Sunday, May 02, 2010

Parallelism

It's not a word that rolls of your tongue. Try explaining - without appearing to have recently suffered a blow to the head - to a room full of people that turning down your SQL Server's maximum degree of parallelism may solve some of their performance woes.

Parallelism (this definition is stolen from the beginning of Joe Duffy's book, Concurrent Programming on Windows) is the use of concurrency to decompose an operation into finer grained constituent parts so that the independent parts can run [separately].

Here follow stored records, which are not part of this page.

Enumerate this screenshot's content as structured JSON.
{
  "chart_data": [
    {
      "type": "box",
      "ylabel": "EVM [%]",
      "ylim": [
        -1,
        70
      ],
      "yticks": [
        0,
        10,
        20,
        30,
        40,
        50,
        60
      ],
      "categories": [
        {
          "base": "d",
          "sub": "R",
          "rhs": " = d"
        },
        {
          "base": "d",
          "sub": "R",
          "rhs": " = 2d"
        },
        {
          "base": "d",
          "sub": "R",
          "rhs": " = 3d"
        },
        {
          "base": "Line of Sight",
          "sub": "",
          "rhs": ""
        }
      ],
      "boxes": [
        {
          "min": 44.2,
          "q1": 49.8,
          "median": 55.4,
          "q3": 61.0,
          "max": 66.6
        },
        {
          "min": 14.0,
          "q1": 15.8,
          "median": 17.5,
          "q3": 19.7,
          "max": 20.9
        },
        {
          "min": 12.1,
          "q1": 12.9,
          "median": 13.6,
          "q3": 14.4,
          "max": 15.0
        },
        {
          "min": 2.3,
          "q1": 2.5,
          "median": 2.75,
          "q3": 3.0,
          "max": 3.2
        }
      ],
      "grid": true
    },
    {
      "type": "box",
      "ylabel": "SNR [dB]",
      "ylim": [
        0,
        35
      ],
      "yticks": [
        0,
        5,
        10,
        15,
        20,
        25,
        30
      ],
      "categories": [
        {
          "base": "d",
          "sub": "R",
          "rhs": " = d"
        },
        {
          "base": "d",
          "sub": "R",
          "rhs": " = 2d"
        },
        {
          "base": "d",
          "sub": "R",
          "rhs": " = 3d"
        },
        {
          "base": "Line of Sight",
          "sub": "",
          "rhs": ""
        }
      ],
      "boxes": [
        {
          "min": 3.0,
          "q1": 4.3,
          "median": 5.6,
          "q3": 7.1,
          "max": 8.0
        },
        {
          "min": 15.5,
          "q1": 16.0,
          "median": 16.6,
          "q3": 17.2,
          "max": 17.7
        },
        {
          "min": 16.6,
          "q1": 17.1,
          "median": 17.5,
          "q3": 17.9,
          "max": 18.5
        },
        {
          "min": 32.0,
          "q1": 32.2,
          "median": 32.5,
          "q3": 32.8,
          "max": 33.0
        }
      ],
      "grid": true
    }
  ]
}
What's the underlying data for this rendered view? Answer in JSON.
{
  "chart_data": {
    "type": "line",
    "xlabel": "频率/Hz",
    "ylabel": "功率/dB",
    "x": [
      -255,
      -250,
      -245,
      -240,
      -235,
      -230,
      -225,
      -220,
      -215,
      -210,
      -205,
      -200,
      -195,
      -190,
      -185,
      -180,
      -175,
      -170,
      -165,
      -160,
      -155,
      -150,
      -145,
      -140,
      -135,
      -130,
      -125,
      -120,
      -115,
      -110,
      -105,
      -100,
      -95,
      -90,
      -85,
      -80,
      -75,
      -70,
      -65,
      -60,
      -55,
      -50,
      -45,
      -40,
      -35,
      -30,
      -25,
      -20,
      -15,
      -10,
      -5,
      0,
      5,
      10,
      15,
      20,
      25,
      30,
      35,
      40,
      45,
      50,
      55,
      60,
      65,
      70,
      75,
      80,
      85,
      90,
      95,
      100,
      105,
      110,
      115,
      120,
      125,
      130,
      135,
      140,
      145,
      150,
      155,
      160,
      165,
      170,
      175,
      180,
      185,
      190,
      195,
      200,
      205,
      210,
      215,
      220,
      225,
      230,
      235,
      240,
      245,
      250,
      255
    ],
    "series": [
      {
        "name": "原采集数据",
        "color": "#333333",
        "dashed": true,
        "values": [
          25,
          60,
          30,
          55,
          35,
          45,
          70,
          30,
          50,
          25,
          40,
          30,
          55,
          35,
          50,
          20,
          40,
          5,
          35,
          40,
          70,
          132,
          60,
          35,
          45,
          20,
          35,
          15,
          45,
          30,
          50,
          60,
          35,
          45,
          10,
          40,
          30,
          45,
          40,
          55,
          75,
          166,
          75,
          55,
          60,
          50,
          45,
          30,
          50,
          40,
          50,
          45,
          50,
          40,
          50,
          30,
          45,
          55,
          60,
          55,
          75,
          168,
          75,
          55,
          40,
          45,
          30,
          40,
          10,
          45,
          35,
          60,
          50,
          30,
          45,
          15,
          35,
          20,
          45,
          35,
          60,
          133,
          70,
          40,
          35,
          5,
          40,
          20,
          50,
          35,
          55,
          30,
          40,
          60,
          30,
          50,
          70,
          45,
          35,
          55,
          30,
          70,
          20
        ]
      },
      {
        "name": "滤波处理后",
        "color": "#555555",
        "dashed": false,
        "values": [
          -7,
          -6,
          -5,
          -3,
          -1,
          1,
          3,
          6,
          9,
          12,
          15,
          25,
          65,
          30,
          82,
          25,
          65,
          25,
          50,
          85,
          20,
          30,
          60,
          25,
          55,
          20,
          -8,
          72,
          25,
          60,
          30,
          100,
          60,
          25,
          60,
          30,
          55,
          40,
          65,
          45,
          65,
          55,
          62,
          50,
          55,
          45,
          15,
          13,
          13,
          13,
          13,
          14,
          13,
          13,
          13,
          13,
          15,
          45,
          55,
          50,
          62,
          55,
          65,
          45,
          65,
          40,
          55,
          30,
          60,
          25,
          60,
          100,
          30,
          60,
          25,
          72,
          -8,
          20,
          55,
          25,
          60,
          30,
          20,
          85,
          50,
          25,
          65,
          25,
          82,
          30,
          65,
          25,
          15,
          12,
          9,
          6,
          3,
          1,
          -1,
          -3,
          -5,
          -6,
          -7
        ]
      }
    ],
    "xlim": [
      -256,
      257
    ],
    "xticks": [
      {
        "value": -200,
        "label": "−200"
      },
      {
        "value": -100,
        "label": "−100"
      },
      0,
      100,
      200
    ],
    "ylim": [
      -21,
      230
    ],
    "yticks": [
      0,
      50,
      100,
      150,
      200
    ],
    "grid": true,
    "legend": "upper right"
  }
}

Parallelism is intended to take advantange of physical resources that might be otherwise unused. If you have a large table or index that needs to be scanned, and you have 24 available cores, SQL Server might want to parallelize your query into 24 concurrent tasks. In this case, it usually leads to resource starvation, how many database servers are sitting idle all the time, waiting for your "embarrassingly parallel" query to arrive. Do you need to put a question mark at the end of a rhetorical question. On a SQL Server, Microsoft's official word is to keep the maximum degree of parallelism (dop) below 8, or the number of cores in a single socket, whichever is lower. Don't forget that in the example above, your server would need 24x the RAM required to turn the sequential operation into a concurrent one.

PFX is a .NET library for enabling parallelism in your C# code. Although I haven't got to the bottom of it, I'm tempted to believe that it - too - would depend entirely on the load profile of your server, so give it a try and make sure you test it with an adequate cross section of concurrent users to make sure that the parallelism selfishness isn't the cause of any new performance issues.